Roger Cohen
Francia tiene uno de los sistemas de protección social más elaborados del mundo. La proporción de los ingresos tributarios respecto del producto interno bruto es de 46.2 por ciento, la más alta de los países de la Organización para la Cooperación y el Desarrollo Económicos. En Estados Unidos, la proporción es de 27.1 por ciento. Con eso basta para darse una idea de las diferencias entre franceses y estadounidenses.

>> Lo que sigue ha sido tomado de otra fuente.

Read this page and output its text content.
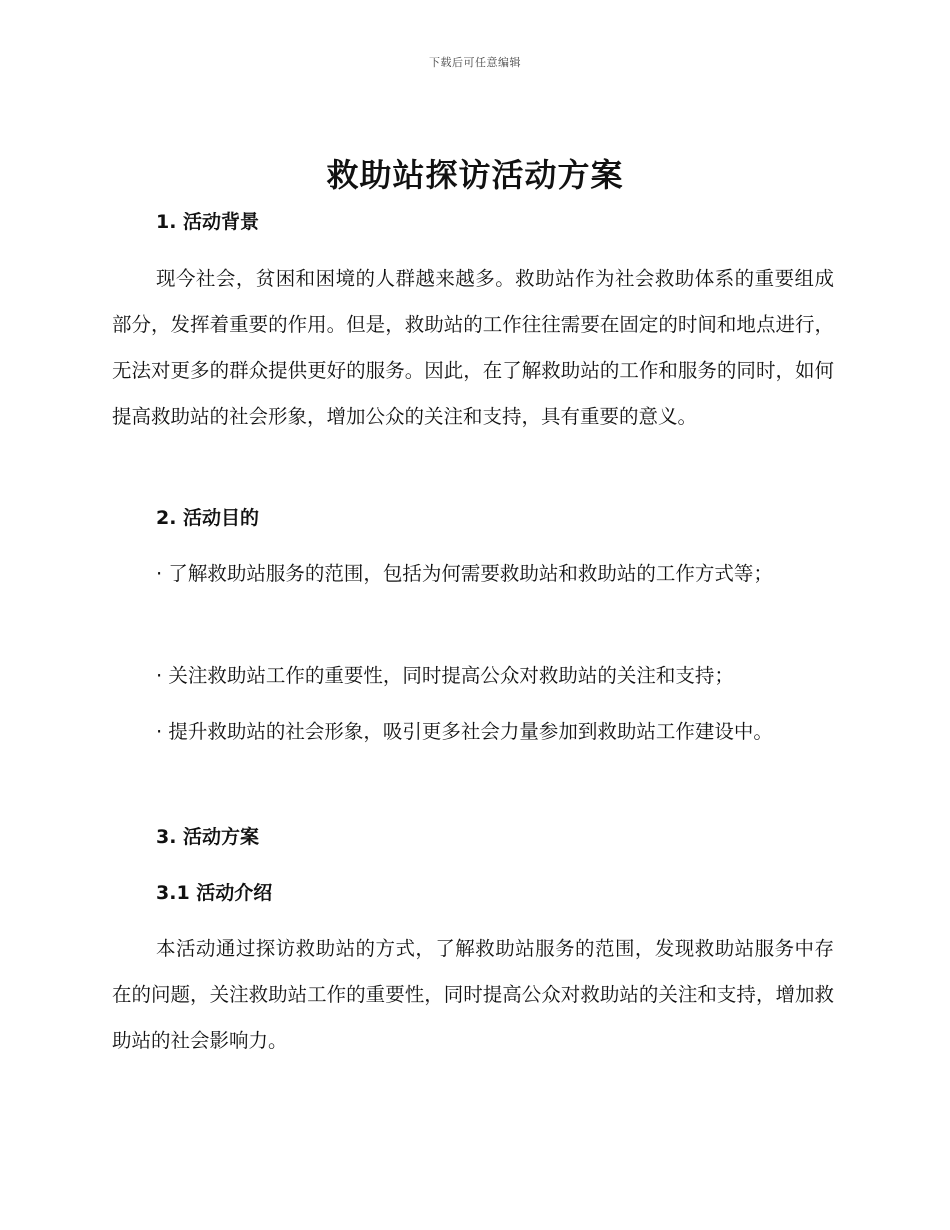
下载后可任意编辑
救助站探访活动方案
1. 活动背景

现今社会，贫困和困境的人群越来越多。救助站作为社会救助体系的重要组成部分，发挥着重要的作用。但是，救助站的工作往往需要在固定的时间和地点进行，无法对更多的群众提供更好的服务。因此，在了解救助站的工作和服务的同时，如何提高救助站的社会形象，增加公众的关注和支持，具有重要的意义。

2. 活动目的

· 了解救助站服务的范围，包括为何需要救助站和救助站的工作方式等；

· 关注救助站工作的重要性，同时提高公众对救助站的关注和支持；

· 提升救助站的社会形象，吸引更多社会力量参加到救助站工作建设中。

3. 活动方案
3.1 活动介绍

本活动通过探访救助站的方式，了解救助站服务的范围，发现救助站服务中存在的问题，关注救助站工作的重要性，同时提高公众对救助站的关注和支持，增加救助站的社会影响力。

Francia gasta esta recaudación impositiva en programas –atención médica universal, licencia pagada por maternidad larga, beneficios por desempleo– diseñados para fomentar una sociedad más cohesiva y un capitalismo menos despiadado. Del grito triple de la Revolución Francesa –“Libertad, igualdad y fraternidad”–, lo primero ha demostrado ser lo más problemático, pues, según los franceses, la libertad no está muy lejos de la jungla “anglosajona” del libre mercado. La mitad de los últimos 38 años, Francia ha sido gobernada por presidentes socialistas.
El país ha pagado un precio por su solidaridad social, en particular con el alto índice de desempleo. Sin embargo, Francia ha prosperado. Tiene un vibrante sector privado. Es una economía capitalista, entre las siete más grandes del mundo. Su socialismo no es una excepción en Europa. Después de la Segunda Guerra Mundial, el Viejo Continente decidió que atenuar el capitalismo era un precio que valía la pena pagar para evitar la fragmentación social que había alimentado la violencia.
Los partidos que produjeron los Estados de bienestar en Europa tuvieron nombres distintos, pero todos acogieron los equilibrios –entre el libre mercado y el sector público, el emprendimiento y la equidad, las ganancias y la protección– que defendían tanto el socialismo como su prima, la socialdemocracia (a diferencia del comunismo). En Europa, el socialismo, una palabra renacida, no despierta el temor a la amenaza roja que provoca en Estados Unidos. Es parte de la vida. No es la miseria venezolana.
El socialismo participará en las próximas elecciones estadounidenses del siglo XXI. ¡Increíble! Hace tres décadas, cuando cayó el Muro de Berlín bajo el peso del comunismo, el capitalismo desenfrenado avanzó con confianza sobre los escombros en busca de oportunidades globales. La lucha ideológica parecía haber terminado.